L’incidenza è compresa tra 1 e 4 casi per 1000 nati con rapporto maschi/femmine pari a 3:1 ed un picco in primavera ed autunno. Il picco di incidenza è compreso tra i 5 e i 10 mesi di vita. Si verifica quando una porzione del tratto digerente si invagina telescopicamente all’interno di un segmento adiacente. Ciò
comporta costrizione del mesentere, ostacolo al ritorno venoso, congestione, edema e sanguinamento della mucosa, fino a portare ad infarto intestinale, perforazione, peritonite e morte se non adeguatamente trattata.
Tipi di invaginazione:

  • Ileo-ileale;
  • Ileo-colica (++);
  • Colo-colica.

Circa il 95% dei casi sono idiopatici e si associano in genere ad iperplasia del tessuto linfatico, spesso conseguente ad infezioni virali (adenovirus, rotavirus, herpes virus). Nei soggetti di età > 2 anni, il rischio che tale affezione sia conseguente ad una causa organica arriva fino al 60%. È dunque importante, in
questi casi, ricercare l’eventuale presenza di anomalie organiche sottostanti, quali:

  • diverticolo di Meckel;
  • polipo intestinale;
  • cisti del piccolo intestino;
  • ipertrofia nodulare linfoide;
  • focus ectopico di tessuto pancreatico.

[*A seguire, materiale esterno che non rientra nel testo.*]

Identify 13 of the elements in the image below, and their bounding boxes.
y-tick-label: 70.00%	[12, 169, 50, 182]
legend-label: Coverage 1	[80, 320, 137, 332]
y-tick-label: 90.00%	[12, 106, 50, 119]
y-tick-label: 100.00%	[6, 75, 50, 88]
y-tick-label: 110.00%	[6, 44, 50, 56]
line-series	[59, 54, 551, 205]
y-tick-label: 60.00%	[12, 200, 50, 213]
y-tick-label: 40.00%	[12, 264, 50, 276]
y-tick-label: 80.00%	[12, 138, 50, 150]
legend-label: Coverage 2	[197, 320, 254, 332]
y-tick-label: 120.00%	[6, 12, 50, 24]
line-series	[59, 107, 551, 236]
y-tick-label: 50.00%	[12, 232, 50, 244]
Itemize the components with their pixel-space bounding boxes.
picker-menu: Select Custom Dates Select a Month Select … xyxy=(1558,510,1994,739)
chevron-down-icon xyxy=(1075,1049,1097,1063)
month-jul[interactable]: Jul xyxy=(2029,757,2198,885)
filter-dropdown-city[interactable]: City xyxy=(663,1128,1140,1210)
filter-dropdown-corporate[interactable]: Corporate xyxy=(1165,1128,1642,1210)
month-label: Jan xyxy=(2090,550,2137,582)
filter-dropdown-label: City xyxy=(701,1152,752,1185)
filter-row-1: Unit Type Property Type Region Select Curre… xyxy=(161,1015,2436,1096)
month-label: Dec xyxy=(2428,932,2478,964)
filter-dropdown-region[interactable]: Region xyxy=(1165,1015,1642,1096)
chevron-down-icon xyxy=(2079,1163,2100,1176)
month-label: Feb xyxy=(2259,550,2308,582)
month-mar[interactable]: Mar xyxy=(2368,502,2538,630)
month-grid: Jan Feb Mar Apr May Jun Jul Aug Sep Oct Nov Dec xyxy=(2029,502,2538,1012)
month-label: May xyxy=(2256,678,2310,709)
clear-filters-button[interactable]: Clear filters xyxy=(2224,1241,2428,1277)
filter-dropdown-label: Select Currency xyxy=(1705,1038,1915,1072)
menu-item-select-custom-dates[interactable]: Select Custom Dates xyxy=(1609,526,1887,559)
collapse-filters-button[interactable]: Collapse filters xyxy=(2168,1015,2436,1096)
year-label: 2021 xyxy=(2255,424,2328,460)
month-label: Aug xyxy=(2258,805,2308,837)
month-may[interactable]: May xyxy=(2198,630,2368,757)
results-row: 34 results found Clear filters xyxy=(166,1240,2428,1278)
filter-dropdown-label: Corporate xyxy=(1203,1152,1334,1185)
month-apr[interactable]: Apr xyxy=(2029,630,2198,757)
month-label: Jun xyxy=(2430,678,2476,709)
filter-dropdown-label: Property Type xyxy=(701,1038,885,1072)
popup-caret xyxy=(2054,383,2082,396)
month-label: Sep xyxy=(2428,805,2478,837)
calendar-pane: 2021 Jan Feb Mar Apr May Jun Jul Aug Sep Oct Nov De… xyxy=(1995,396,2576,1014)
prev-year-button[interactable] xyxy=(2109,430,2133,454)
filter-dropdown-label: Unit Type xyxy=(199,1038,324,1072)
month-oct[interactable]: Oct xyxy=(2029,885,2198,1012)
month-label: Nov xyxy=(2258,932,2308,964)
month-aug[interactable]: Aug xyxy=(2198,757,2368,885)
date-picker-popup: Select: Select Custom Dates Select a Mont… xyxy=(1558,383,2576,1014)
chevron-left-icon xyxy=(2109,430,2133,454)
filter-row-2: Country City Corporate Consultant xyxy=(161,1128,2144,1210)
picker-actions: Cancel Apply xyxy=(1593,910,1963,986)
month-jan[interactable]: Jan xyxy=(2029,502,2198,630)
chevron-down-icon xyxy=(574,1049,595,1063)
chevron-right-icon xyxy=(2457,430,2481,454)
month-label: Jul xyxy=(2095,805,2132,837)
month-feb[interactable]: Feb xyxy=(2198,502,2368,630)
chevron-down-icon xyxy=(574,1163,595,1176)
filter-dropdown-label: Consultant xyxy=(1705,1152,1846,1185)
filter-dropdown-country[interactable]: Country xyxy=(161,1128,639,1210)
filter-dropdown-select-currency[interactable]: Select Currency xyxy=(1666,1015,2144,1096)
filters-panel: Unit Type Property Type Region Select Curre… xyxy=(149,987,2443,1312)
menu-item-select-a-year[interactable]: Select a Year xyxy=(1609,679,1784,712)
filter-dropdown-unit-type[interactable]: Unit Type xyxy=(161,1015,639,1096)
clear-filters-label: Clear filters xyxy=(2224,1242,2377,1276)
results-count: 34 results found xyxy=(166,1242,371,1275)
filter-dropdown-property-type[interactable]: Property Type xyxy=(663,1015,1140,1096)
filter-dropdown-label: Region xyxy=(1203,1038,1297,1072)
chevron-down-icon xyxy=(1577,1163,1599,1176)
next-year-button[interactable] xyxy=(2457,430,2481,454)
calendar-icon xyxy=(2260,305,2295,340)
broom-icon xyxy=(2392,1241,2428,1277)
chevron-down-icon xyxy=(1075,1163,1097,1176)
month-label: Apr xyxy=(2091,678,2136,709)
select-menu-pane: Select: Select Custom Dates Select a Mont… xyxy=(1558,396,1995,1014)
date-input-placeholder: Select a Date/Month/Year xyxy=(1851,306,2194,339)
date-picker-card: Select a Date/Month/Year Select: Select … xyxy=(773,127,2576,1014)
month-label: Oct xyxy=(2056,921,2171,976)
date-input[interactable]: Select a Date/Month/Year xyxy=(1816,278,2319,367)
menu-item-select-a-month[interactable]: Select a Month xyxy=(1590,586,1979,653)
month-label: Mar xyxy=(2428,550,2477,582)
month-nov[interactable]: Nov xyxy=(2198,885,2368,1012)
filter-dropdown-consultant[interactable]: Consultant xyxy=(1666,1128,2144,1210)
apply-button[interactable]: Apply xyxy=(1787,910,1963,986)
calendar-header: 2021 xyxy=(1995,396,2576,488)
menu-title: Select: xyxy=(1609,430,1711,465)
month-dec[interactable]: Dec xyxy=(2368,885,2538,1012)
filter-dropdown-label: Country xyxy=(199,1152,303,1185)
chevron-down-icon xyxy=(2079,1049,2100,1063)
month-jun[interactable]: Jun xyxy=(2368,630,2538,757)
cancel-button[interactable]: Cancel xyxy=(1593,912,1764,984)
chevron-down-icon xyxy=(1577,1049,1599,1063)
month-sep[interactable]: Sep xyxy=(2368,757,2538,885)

Inoltre vi è un’associazione significativa tra Invaginazione e patologie quali:

  • Porpora di Schoenlein-Henoch;
  • Disordini della coagulazione;
  • Emofilia;
  • Leucemie e linfomi;
  • Fibrosi cistica (meconio ispessito nell’ileo terminale);
  • Sindrome di Peutz-Jeghers (amartomi multipli).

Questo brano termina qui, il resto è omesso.